Stamps amplified in the thrilling ‘Mauritius’

(Nina Welch)

Jackie, played by Paige Vanderwarker, desperately clenches her stamps.

A play built on female oppression, dark humor, lengthy dialogues and awkward tensions, “Mauritius” manages to overcome the presumed banal outcome of a story line about stamps. Unfortunately, there were predictable elements in the plot but it was salvaged through the acting of the five person cast. What could’ve been exhausting exchanges between each character was consistently brought to life through dynamic expressions and dramatizing.

“When I heard it was going to be about stamp collecting I thought it was going to be super boring but there was actually a lot of twists and I do like when I can’t predict the end of a show,” said Jasmine Anderson, Junior at San Juan High School. “I thought the actors didn’t give it away, they really did a great job, keeping those twists for the end.”

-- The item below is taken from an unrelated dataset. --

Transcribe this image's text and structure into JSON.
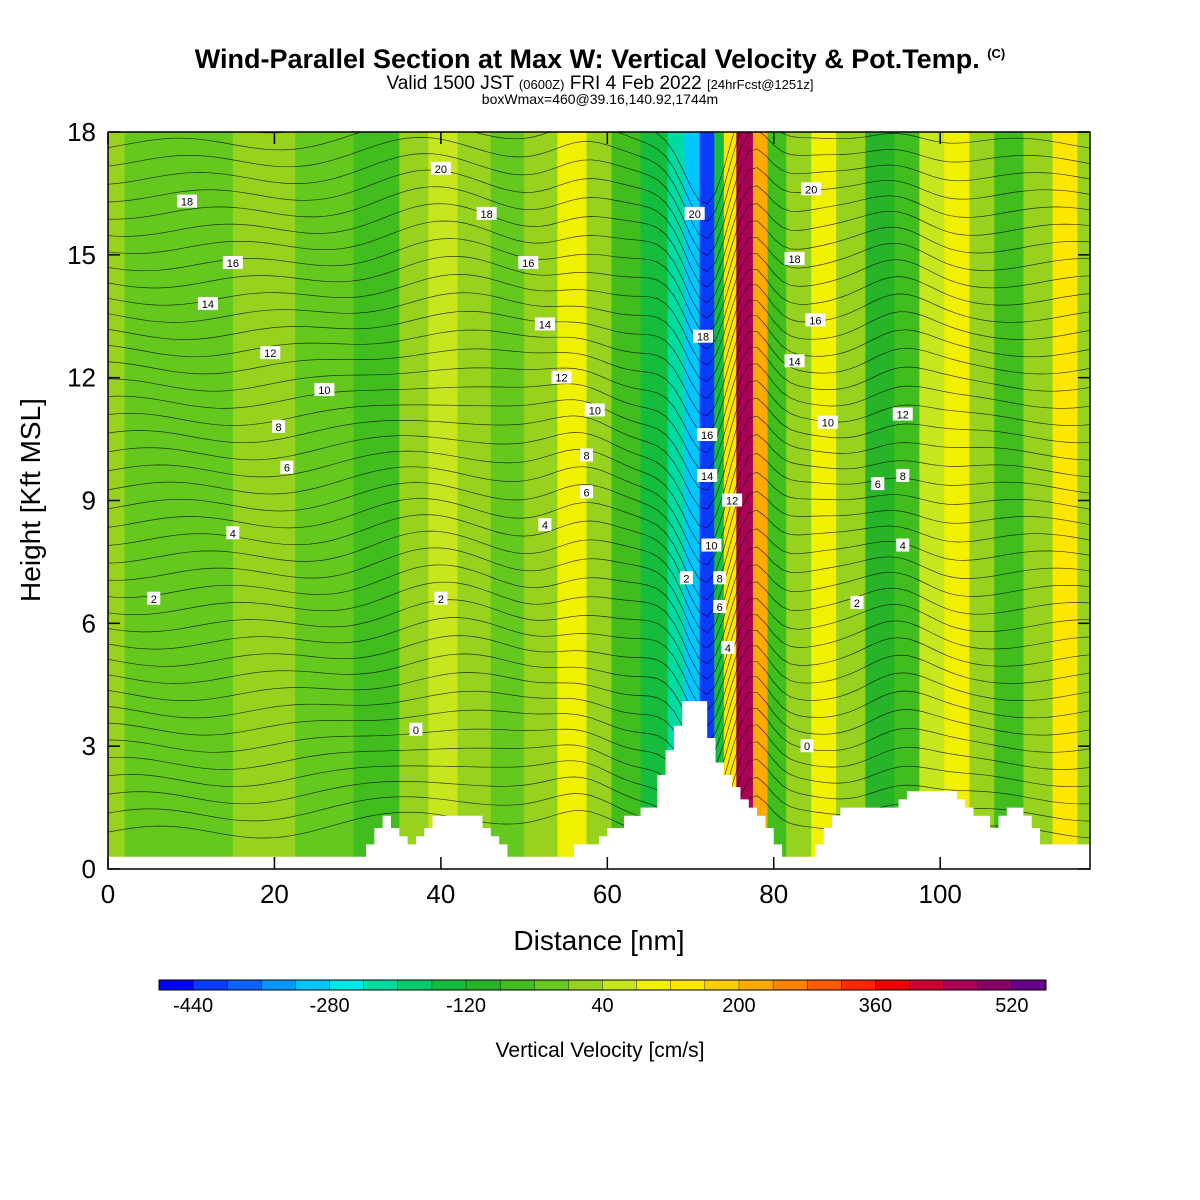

This unexpected thriller follows the path of two half-sisters who came into an inheritance of stamps. One of the sisters, Jackie, played by Paige Vanderwarker, finds herself in a financial predicament and searches for a way to profit from the stamps. No sooner than she arrives at a stamp shop she is turned down by the shop owner Phillip played by Keivon Akbari, who couldn’t care less about a little lady with a book of stamps, but who could blame him.

As the true value of the stamps reveals itself, greed, envy and desperation start to unfold. Relationships start to become built through alliances, however other relationships are brought to ruin. Arguments are escalated to verbal fights and choke holds, until the starring piece of violence is met, when Jackie is smacked to the floor by her male oppressor, Sterling.

From the get go it seems as though the women hold all the cards. But as Mauritius helps to remind us, even though the odds may be in your favor, if you’re a female you’ll always be out of luck. However, if you are good with a quick slip of the hand, you could still manage to run away with the pot of gold and maybe even luck out on a new lover like Dennis, played by Conor Shaw as audience members are excitedly left hoping.

The emotions created were made possible with the strong group of well-seasoned, experienced actors.The actor who shined brightest in that limelight, Michael Kaye, played Sterling. What made this actor such a surprising star is this is the first role he’s taken in any production.

There was a lot of energy within the cast, sometimes effective, but other times overwhelming. The one character who managed to portray a character with lots of drive, energy and power but still remaining natural and real was Kaye, who conveyed a John Goodman vibe through his character.

“We try to have a lot of fun because its such a serious play, or like there’s serious moments to it that we need to have fun with it so it doesn’t just become just really morose, because I smack Jackie page,” Kaye said. “I smack her pretty hard, and it needs to lighten up from that point on. There’s a lot of violence, and so with that violence we need funny.”